Thursday, March 08, 2007


OIP to Board of Education: What part of "you can't charge $880 for an audio tape don't you understand?"

I thought this was over, but the Office of Information Practices kindly wrote one more letter to the Board of Education about their extortionary exhorbitant excessive (and as it turns out, illegal) charge of $880 for a redacted audio tape of the secret meeting when they fired popular charter school executive Jim Shon.

If for some reason you still care about this at all, you might recall that just a few days ago I wrote that even though OIP informed BOE chairperson Karen Knudsen that "Chapter 2-71, Hawaii Administrative Rules, does not allow an agency to charge a requester the cost to reproduce the requested record for the agency's purpose of redacting the record", she basically wrote back that she plans to charge the $880 anyway.

(Any kids reading this? What a great example this BOE is setting for you--ignore the law whenever you want, it's ok. Imagine if kids followed Knudsen's example in school.)

Today's OIP letter reiterates their previous instruction and sets a deadline of March 15 to release the information.

One thing I would like to point out--of all the State agencies I have dealt with over the years, OIP has worked hardest on my behalf. They take the open meetings and open records law seriously, and from this exchange you can see that they go the extra mile for the average citizen.

If the Department of Transportation worked this hard, we'd have fewer pedestrian deaths. You see what I mean. Here is one part of our government that is really there for us. I want to express my thanks for all of the effort that OIP has put into this, while at the same time contrasting that with the BOE's behavior starting with the firing of Jim Shon in an illegal secret meeting right through to their current coverup of their action.

The information is so old at this time (it should have been released before the November elections) that this fight is not worth pursuing. In fact, demonstrating the BOE's and Knudsen's disdain for the law has been worth far more than whatever is on that audio tape.

Although voters wanted the information on who voted to fire Jim Shon before the November election and didn't get it, maybe this coverup will still be remembered by the next one.

So I've made a note in my calendar to blog a reminder before the next election.


Congratulations, Larry. You're an inspiration.

From the 3/17 Star-B

Open-government office has no power
By Mark Niesse
Associated Press
When the office that oversees the state open-meetings law told the Kauai County Council to reveal what it talked about behind closed doors in a January 2005 meeting, the Council refused.

Now the case is stuck in court because the Office of Information Practices, which interprets the openness laws, does not have any enforcement power.

Government bodies throughout the state -- from neighborhood boards to city committees -- conduct business in private at times and fail to notify the public about what they are doing, according to records compiled by the Office of Information Practices.

Usually these government agencies comply with opinions requiring more openness, but when they do not, the only recourse is for a member of the public to go to court.

This is Sunshine Week, a nationwide effort to draw attention to the public's right to know the activities of their government.

"There are those handful of times when a board or agency has decided to thumb their nose at what the Office of Information Practices has decided," said OIP Director Les Kondo. "Agencies should be required to comply with our decisions."
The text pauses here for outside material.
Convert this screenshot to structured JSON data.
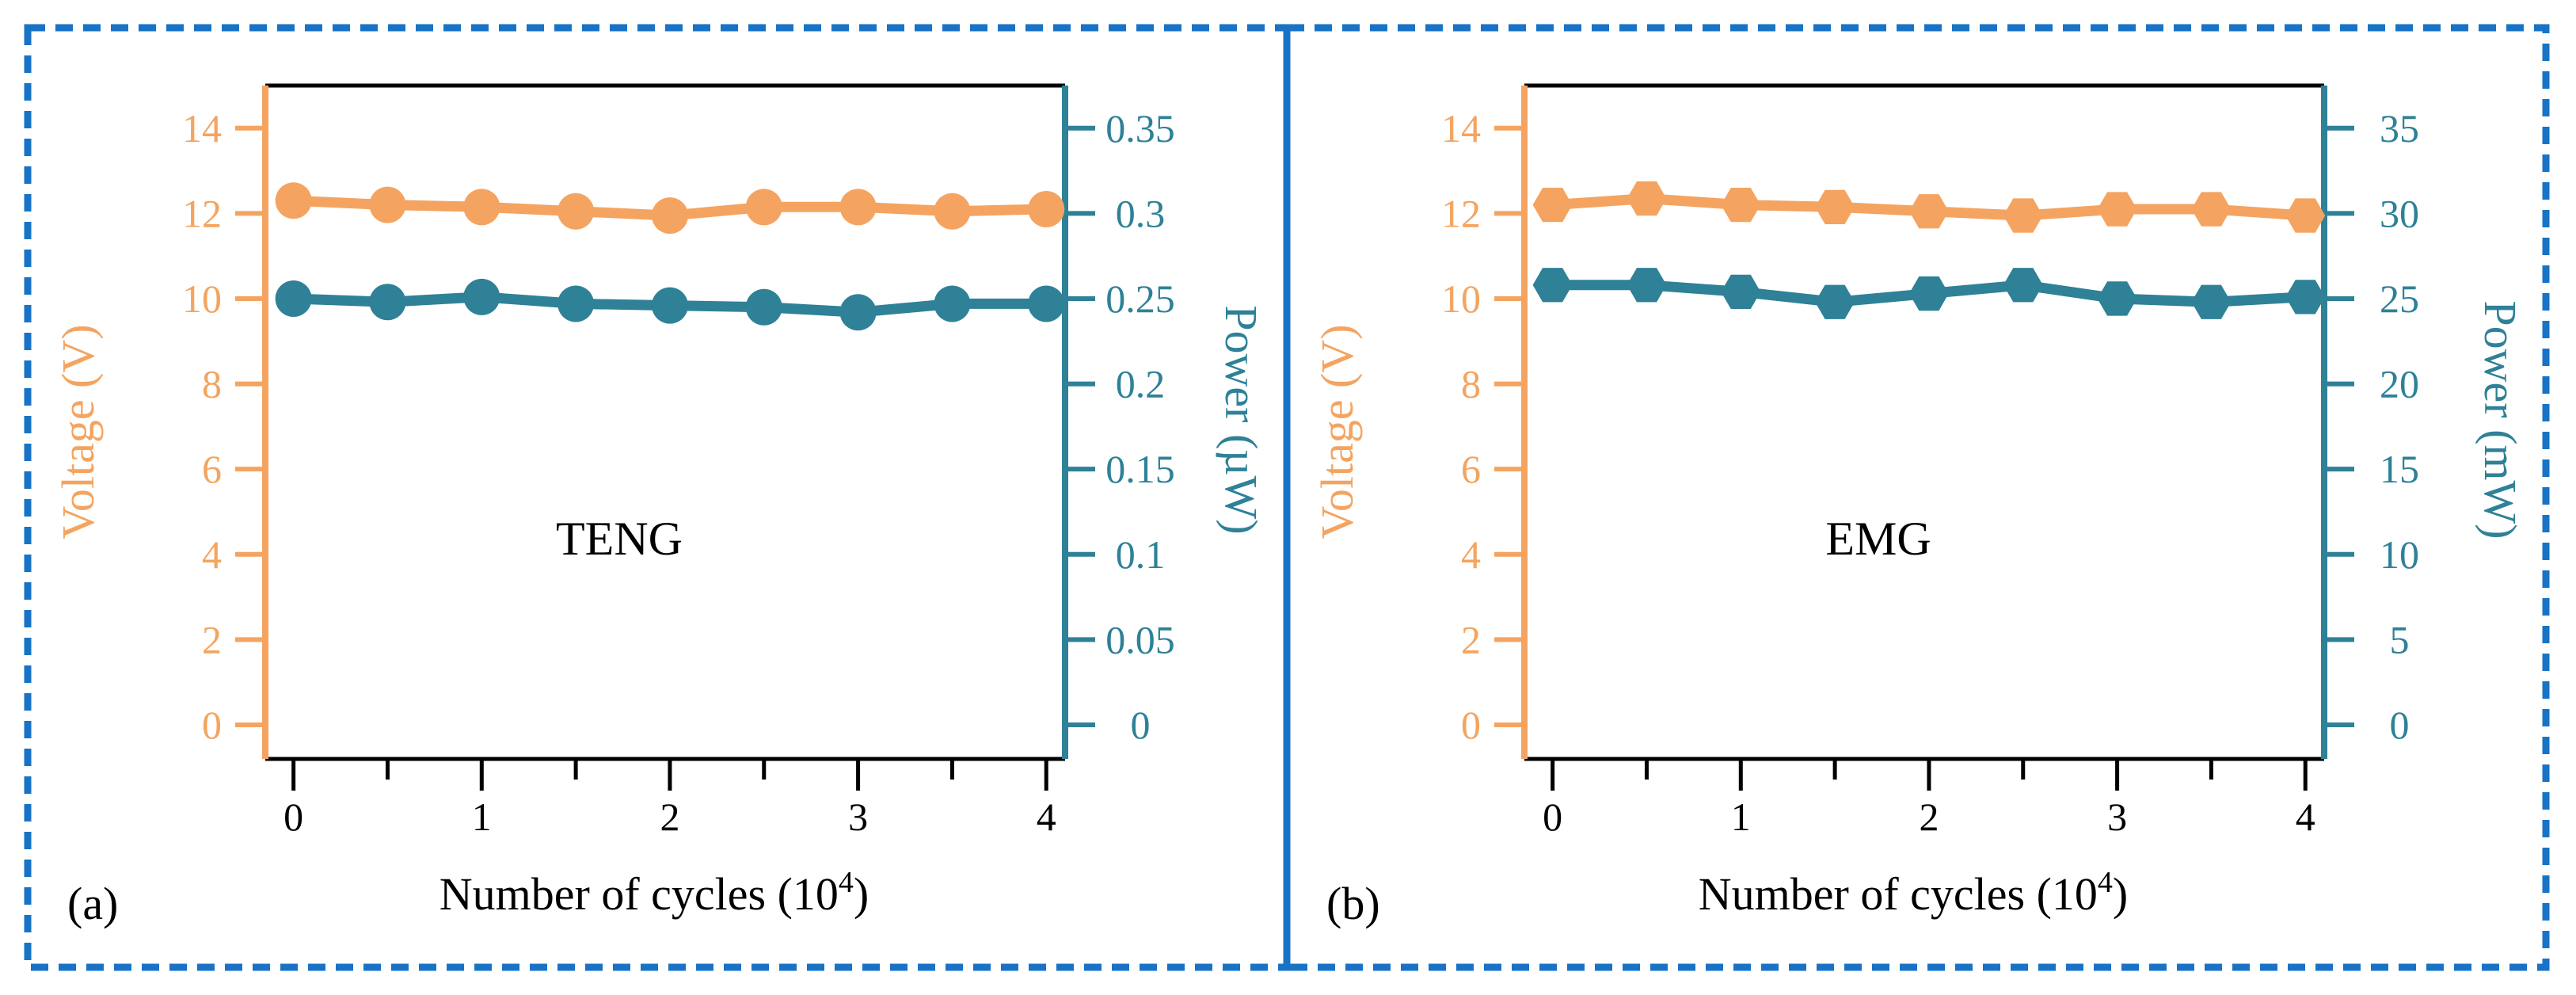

In the Kauai County Council case, Kondo's office issued an opinion that the Council should give the public access to executive session minutes after it had discussed whether to conduct an investigation of the Kauai Police Department.
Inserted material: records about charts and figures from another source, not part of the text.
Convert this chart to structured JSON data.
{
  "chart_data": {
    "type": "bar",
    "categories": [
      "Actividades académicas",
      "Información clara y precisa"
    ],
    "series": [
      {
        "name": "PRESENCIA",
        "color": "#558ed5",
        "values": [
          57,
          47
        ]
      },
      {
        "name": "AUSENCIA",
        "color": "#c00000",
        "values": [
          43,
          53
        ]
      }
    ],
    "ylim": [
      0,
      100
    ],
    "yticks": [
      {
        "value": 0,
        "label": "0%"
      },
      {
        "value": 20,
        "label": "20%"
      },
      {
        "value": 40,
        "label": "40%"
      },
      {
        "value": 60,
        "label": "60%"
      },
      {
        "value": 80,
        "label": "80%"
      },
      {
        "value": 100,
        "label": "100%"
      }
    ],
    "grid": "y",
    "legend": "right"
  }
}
The Council protested and the court case is pending.

Out of 40 investigations conducted by the Office of Information Practices from 2004 to 2006, the open-meetings law was not complied with at least 13 times, according to an analysis of state records.

Many of these violations occurred when a government body decided to meet in a closed executive session without good reason. Another common problem is when neighborhood boards neglect to specifically list what they will discuss at their upcoming meetings.

"There have been situations where the Office of Information Practices gives out an opinion or ruling and there's really no way to enforce it," said Sen. Les Ihara (D, Kahala-Palolo). "It just doesn't seem to have been a priority in the state to back up the public's right to know with enforcement."

Sometimes, a board will not openly disobey an Office of Information Practices ruling, but it will take its time before complying, Kondo said.

For example, the office instructed the Board of Education last fall to disclose minutes from its Sept. 7 executive session in which it fired Jim Shon, former head of the state Charter School Administrative Office. Those minutes still have not been released.

"It's a natural tendency to do your business in private, but with a government board, that's not how things are done," Kondo said. "Open government is a bedrock and foundation for our form of government."

Ihara said he has repeatedly introduced bills that would give the Office of Information Practices enforcement powers, but they have been shot down every time.

This year, several proposals are alive in the Legislature that would more clearly define openness rules for government boards.

The measures would allow boards to have meetings without a quorum, allow open-ended public comment periods on neighborhood board agendas and give neighborhood boards the right to vote on new agenda items if they affect health and safety.